I Racconti della Peste e il Club dei Pestiferi
Lo spirito del Lazzaretto, insomma, è sempre quello di forzare il limite con ironia, divertimento e coraggio creativo. Un proposito che si ritrova nel libro d’artista a tiratura limitata realizzato per il decennale: I Racconti della Peste raccoglie 27 racconti che partono dalla domanda “Cos’è la Peste?”, “da Freud a Mike Buongiorno, da Kandinsky allo Stregatto di Alice. Si parla di caos, di cadute, di cani randagi, di maionesi impazzite, di colori fuori dai contorni, con l’intento più di perdersi che di ritrovarsi”. Completano la pubblicazione immagini riprese da volumi di tassonomia, atlanti e cataloghi storici, per creare un oggetto-libro che chiama alla partecipazione anche il lettore, invitato a intervenire sulla copertina con timbri e inchiostri. Il libro è disponibile per l’acquisto online, sul sito della Fondazione.
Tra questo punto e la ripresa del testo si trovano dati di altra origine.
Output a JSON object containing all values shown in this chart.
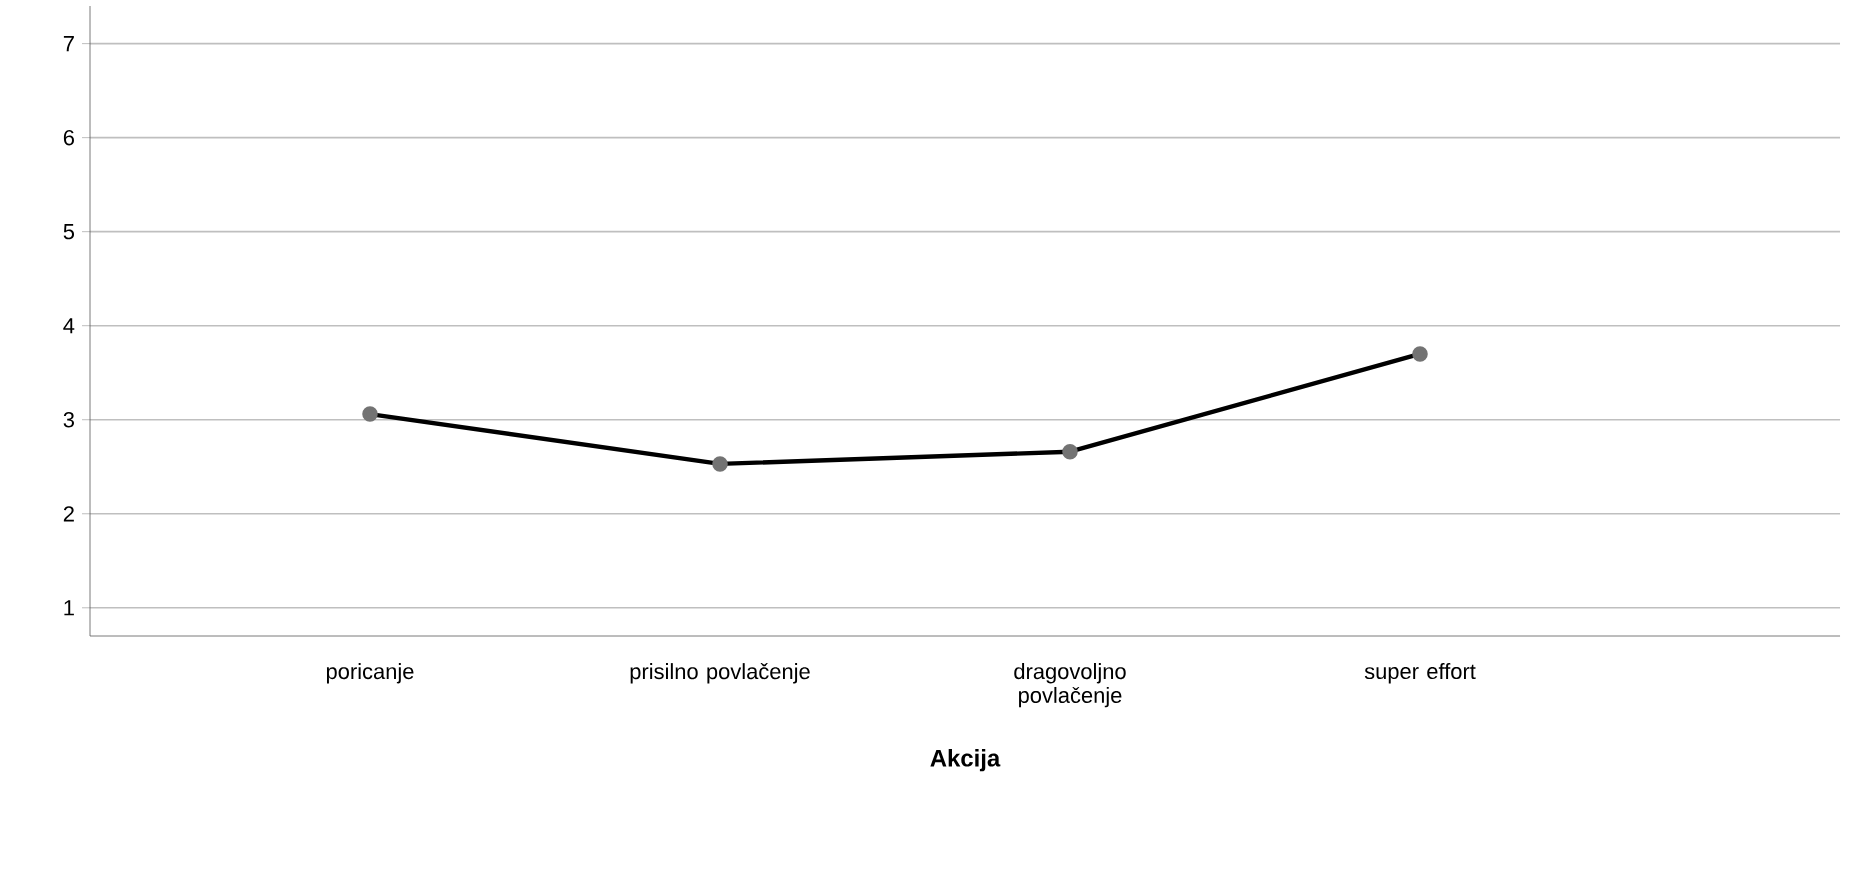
{
  "chart_data": {
    "type": "line",
    "xlabel": "Akcija",
    "categories": [
      "poricanje",
      "prisilno povlačenje",
      "dragovoljno povlačenje",
      "super effort"
    ],
    "series": [
      {
        "color": "#000000",
        "values": [
          3.06,
          2.53,
          2.66,
          3.7
        ]
      }
    ],
    "ylim": [
      0.7,
      7.4
    ],
    "yticks": [
      1,
      2,
      3,
      4,
      5,
      6,
      7
    ],
    "grid": "y",
    "marker": "circle",
    "line_style": "solid"
  }
}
Ma il decennale porta con sé un’altra novità, battezzando la nascita del Club dei Pestiferi: “Con il club diamo al pubblico che ci ha accompagnato da sempre la possibilità di sottoscrivere una tessera attraverso una donazione che darà diritto a diversi benefit nel corso dell’anno. L’idea è quella di ritrovarsi con chi ci ha frequentato in tutti questi anni”.